The secluded home is accessed by a marl road, which was cut by Mustard Seed with the permission of local government officials in St Ann, and the village is built on reclaimed bauxite lands.

59 severely

disabled oRPHANS

In March, it was reported that 59 severely disabled Haitian orphans and 14 adults, who were said to be their caregivers, arrived in the island.

The children, who were under the care of HaitiChildren – a non-profit that caters to abandoned, orphaned and disabled children in Haiti – were received by Mustard Seed Communities and transported to Jacob’s Ladder.

They arrived in the island to get the necessary care in a safe environment in the wake of the upheaval in Haiti, Jamaica’s eastern neighbour.

Later, an additional two adults came, although Mustard Seed said they had been told they would have been two orphans. This brought the total number of Haitians being housed at Jacob’s Ladder under the arrangement to 75.

On Saturday, June 8, ten of the adults left Jacob’s Ladder with their luggage and other personal items for an undisclosed location in the company of a woman, whose name was documented in security records at the gate as “Sheryl Richie”.

The group failed to make contact with Jacob’s Ladder since then, triggering the alarm.

Augustine said that none of the returned adults have explained their absence from the facility and the operators have not questioned them.

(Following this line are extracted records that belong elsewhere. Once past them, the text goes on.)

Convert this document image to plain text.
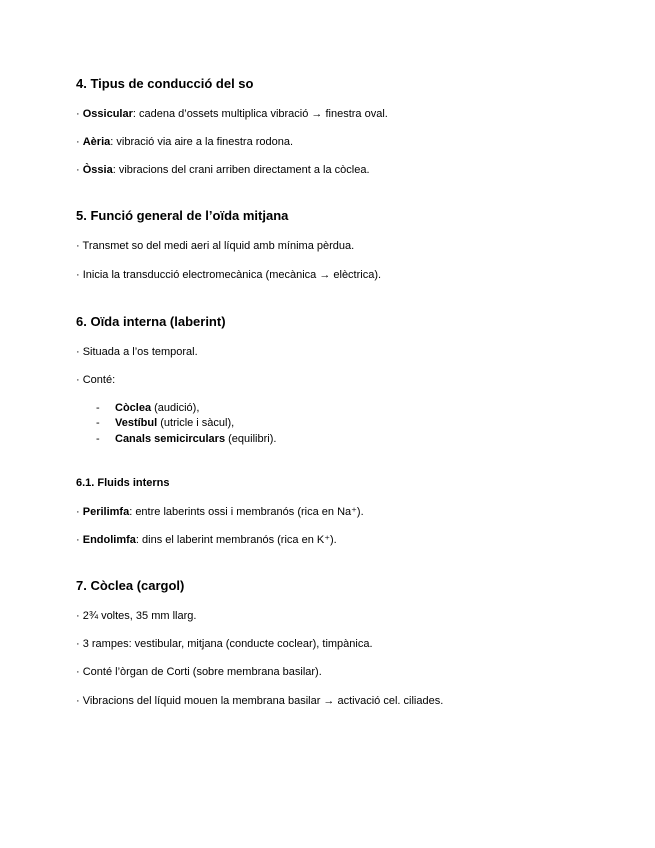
4. Tipus de conducció del so

· Ossicular: cadena d’ossets multiplica vibració → finestra oval.

· Aèria: vibració via aire a la finestra rodona.

· Òssia: vibracions del crani arriben directament a la còclea.

5. Funció general de l’oïda mitjana

· Transmet so del medi aeri al líquid amb mínima pèrdua.

· Inicia la transducció electromecànica (mecànica → elèctrica).

6. Oïda interna (laberint)

· Situada a l’os temporal.

· Conté:

- Còclea (audició),

- Vestíbul (utricle i sàcul),

- Canals semicirculars (equilibri).

6.1. Fluids interns

· Perilimfa: entre laberints ossi i membranós (rica en Na⁺).

· Endolimfa: dins el laberint membranós (rica en K⁺).

7. Còclea (cargol)

· 2¾ voltes, 35 mm llarg.

· 3 rampes: vestibular, mitjana (conducte coclear), timpànica.

· Conté l’òrgan de Corti (sobre membrana basilar).

· Vibracions del líquid mouen la membrana basilar → activació cel. ciliades.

“We have been advised by the police not to interrogate them or ask anything. They have made it clear that it is a police matter and it’s to be left to them. When the police came on Thursday, they spoke with those who remained. We don’t know what is the nature of the conversation, but I can say those who have returned are far more cooperative, but they are not caregivers,” the Mustard Seed executive director stressed. “Some have previously said they did not want to continue being associated with the children.”

NO ROTATION

Augustine dismissed suggestions that the Haitians were not missing but were on “week-off rotation”, a claim made by one of the spokespersons for HaitiChildren in a radio interview last Thursday.

“There is no week-on, week-off rotation here. We have shift systems, where people work their shifts. If that was the case, we should have [had] knowledge of their whereabouts when they are not there, especially as their immigration status would be of concern to us. Their immigration status is to be reviewed,” he explained.

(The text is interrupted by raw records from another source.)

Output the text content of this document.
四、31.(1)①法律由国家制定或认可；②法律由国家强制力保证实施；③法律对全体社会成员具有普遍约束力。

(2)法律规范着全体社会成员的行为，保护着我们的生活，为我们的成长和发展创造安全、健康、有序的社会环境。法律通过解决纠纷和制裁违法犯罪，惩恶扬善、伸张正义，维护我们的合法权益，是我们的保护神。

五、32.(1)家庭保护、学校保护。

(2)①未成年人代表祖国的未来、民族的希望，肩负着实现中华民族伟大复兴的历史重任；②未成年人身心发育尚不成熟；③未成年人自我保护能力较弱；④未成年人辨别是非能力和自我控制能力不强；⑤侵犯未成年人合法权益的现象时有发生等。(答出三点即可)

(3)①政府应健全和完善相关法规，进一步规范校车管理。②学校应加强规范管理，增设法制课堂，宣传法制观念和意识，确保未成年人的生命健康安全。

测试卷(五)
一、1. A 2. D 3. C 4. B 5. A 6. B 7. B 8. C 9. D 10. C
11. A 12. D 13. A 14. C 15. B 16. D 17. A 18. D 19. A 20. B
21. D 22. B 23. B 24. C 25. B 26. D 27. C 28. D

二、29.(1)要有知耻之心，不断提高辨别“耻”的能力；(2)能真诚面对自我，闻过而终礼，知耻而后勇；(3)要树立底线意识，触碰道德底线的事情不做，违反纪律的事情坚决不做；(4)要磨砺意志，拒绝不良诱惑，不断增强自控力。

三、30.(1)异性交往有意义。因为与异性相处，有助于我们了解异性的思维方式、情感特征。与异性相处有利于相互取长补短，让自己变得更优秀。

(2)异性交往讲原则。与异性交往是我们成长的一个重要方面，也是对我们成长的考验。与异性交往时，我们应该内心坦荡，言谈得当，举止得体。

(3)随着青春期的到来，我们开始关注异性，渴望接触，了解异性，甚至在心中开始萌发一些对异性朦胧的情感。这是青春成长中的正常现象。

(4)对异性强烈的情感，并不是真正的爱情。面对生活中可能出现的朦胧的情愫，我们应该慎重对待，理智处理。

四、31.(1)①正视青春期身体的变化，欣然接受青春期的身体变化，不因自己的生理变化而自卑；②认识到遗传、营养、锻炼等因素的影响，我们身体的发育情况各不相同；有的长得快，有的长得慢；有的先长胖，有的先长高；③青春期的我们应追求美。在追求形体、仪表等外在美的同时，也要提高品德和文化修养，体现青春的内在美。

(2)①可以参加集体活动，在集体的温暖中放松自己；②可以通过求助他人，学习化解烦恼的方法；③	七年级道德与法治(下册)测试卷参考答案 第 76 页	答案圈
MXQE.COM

The 90-day permission for the initial 14 adults to remain in the island expired last Wednesday.

“The orphan boy was discharged from the hospital into the custody of Christo Romain. He took him to the hospital and he was discharged in his care. We are not getting involved because the Child Protection and Family Service Agency (CPFSA) has told us it is a police matter, and there is nothing more we can do about that, in terms of finding the child … ,” he added.

The CPFSA did not respond to questions from The Sunday Gleaner in time for publication.

Labour Minister Pearnel Charles Jr said that the Haitian adults were not given work permits, but were “admitted on humanitarian grounds”.

He told The Sunday Gleaner that their immigration status is the remit of the Ministry of National Security.

Multiple attempts by The Sunday Gleaner to reach National Security Minister Dr Horace Chang were unsuccessful and questions sent to the ministry were also not answered up to press time.